J’ai vu cette pièce chez un confrère de province il y a plusieurs années. J’ai immédiatement été frappé par sa beauté et son mystère – il fallait que je la possède de suite. Il y a une douceur dans ce ti’i en même temps qu’une certaine force – toutefois sans menace – qui nous regarde sans que l’on sache où sont ses yeux, qui nous parle sans que l’on sache où est sa bouche, qui nous écoute sans oreilles apparentes et nous touche sans bras.

Pourquoi en faire don au Musée de Tahiti ?

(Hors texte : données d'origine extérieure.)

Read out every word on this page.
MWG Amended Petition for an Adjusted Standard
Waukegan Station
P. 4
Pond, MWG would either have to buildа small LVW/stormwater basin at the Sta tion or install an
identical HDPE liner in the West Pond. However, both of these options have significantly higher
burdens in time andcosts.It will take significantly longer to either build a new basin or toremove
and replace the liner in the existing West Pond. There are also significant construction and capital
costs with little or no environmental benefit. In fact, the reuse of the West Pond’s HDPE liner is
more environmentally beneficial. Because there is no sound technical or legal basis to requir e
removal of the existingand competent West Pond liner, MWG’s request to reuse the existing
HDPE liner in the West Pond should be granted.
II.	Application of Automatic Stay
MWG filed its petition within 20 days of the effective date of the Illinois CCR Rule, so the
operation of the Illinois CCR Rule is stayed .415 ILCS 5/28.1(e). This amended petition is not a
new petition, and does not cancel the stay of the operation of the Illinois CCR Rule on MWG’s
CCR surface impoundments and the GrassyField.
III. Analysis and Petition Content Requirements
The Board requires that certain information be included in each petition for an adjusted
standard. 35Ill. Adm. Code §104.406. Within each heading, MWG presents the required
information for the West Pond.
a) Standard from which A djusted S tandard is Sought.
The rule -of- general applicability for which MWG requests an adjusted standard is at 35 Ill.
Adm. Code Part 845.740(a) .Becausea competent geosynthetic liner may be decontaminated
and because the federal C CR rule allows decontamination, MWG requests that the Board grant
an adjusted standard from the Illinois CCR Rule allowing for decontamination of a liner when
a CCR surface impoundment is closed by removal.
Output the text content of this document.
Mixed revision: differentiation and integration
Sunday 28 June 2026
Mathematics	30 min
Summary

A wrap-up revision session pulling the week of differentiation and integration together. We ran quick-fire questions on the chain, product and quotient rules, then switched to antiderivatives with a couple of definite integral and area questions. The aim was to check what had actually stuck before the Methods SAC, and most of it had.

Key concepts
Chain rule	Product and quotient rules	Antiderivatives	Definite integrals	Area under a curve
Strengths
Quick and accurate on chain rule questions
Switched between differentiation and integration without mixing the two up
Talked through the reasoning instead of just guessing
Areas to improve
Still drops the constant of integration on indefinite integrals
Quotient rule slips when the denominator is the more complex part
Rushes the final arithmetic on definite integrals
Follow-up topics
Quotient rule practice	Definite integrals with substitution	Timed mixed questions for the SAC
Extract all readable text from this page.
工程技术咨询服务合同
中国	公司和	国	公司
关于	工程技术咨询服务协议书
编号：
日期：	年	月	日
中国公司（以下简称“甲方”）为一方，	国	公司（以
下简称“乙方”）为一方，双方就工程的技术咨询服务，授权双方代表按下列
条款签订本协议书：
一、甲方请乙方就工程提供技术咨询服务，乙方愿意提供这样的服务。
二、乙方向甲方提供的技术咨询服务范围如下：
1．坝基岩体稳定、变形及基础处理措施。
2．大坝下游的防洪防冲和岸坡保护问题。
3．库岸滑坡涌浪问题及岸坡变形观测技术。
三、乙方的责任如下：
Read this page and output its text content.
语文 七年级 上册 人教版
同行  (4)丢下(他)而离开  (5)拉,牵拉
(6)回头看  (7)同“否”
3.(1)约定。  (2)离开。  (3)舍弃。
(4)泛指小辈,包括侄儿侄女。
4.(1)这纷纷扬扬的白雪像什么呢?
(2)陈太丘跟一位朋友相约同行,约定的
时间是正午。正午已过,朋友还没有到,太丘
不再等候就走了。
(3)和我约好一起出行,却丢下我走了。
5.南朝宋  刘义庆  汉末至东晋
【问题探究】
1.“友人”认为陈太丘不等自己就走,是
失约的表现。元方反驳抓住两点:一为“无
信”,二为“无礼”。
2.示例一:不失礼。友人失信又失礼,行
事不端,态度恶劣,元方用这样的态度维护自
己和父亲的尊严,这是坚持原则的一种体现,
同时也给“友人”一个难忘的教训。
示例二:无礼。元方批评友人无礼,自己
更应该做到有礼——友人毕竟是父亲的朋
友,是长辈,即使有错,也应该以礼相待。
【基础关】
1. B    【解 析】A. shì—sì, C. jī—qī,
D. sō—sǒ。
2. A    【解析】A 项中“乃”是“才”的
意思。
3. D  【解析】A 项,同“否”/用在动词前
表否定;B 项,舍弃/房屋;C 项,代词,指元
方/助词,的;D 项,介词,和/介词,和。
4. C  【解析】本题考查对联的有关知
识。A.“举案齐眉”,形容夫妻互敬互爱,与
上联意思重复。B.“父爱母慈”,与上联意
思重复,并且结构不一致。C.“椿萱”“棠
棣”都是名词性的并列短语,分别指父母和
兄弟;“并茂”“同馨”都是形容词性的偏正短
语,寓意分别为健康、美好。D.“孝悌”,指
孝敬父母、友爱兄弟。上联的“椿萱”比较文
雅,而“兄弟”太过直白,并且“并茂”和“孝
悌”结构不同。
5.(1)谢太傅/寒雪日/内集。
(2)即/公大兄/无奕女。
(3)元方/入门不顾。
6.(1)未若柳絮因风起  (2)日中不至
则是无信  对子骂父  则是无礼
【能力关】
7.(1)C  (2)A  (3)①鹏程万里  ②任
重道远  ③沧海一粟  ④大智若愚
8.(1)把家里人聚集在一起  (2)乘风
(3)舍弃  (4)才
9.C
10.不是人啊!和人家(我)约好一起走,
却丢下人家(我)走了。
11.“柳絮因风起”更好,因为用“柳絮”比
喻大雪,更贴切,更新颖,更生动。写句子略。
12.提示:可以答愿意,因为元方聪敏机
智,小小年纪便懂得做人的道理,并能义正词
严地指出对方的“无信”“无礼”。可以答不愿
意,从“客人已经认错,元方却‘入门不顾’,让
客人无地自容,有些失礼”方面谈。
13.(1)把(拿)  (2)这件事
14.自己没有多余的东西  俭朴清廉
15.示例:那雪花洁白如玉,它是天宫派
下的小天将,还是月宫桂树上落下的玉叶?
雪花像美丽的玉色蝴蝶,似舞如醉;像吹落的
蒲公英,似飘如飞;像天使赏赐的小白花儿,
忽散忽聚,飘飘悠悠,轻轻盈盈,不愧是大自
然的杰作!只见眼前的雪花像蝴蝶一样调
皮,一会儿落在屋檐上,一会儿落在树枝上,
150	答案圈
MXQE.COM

En 2011, à la demande de Roger Boulay, j’ai prêté ce ti’i pour l’exposition sur Victor Segalen à l’Abbaye de Daoulas. Je venais de faire don d’une massue Kanak au Musée de Nouméa, et c’est à ce moment-là que m’est venu l’idée d’offrir ce ti’i au Musée de Tahiti et des Iles. Je l’avais déjà montré à Tara Hiquily, responsable des collections ethnographiques, qui m’avait exprimé l’intérêt du Musée pour cette pièce mais aussi leurs difficultés probables à l’acquérir. L’idée d’une donation a fait son chemin. Je travaille avec le Musée de Tahiti et des Iles depuis plus de 30 ans. Les rapports humains sont essentiels dans mon monde d’objets anciens où les artistes sont ceux du passé et ne peuvent communiquer que par la puissance expressive de leurs œuvres. La vie est faite d’accidents, de rencontres ou d’événements parfois fortuits – un jour, au début des années 1980, sans que je sache qui elle était, Manouche Lehartel est entrée dans notre galerie et a demandé à voir mes pièces de Polynésie. Elle en a acquis un certain nombre pour le Musée et cela a été le début de cette longue collaboration qui dure depuis. J’ai d’abord travaillé avec Manouche Lehartel, puis avec Véronique Mu. Entre temps j’ai eu le plaisir de rencontrer et discuter avec Anne Lavondès en France, et maintenant il y a Theano Jaillet et Tara Hiquily – un ami de plus de 20 ans. J’ai toujours eu un très grand respect pour l’institution qu’est le Musée de Tahiti et des Iles, qui se trouve un peu loin du monde mais au centre du monde, tout dépend d’où l’on regarde. L’équipe de ce Musée s’échine à produire des expositions remarquables et innovantes, à conserver et à promouvoir la culture polynésienne au travers de ses collections qu’elle ne cesse de compléter en quantité et en qualité, et de par son travail pédagogique et d’études académiques. La place de ce ti’i est entre leurs mains.

 

Le ti’i sera exceptionnellement exposé au public à partir du 9 avril pour quelque temps, dans la salle d’exposition permanente du Musée.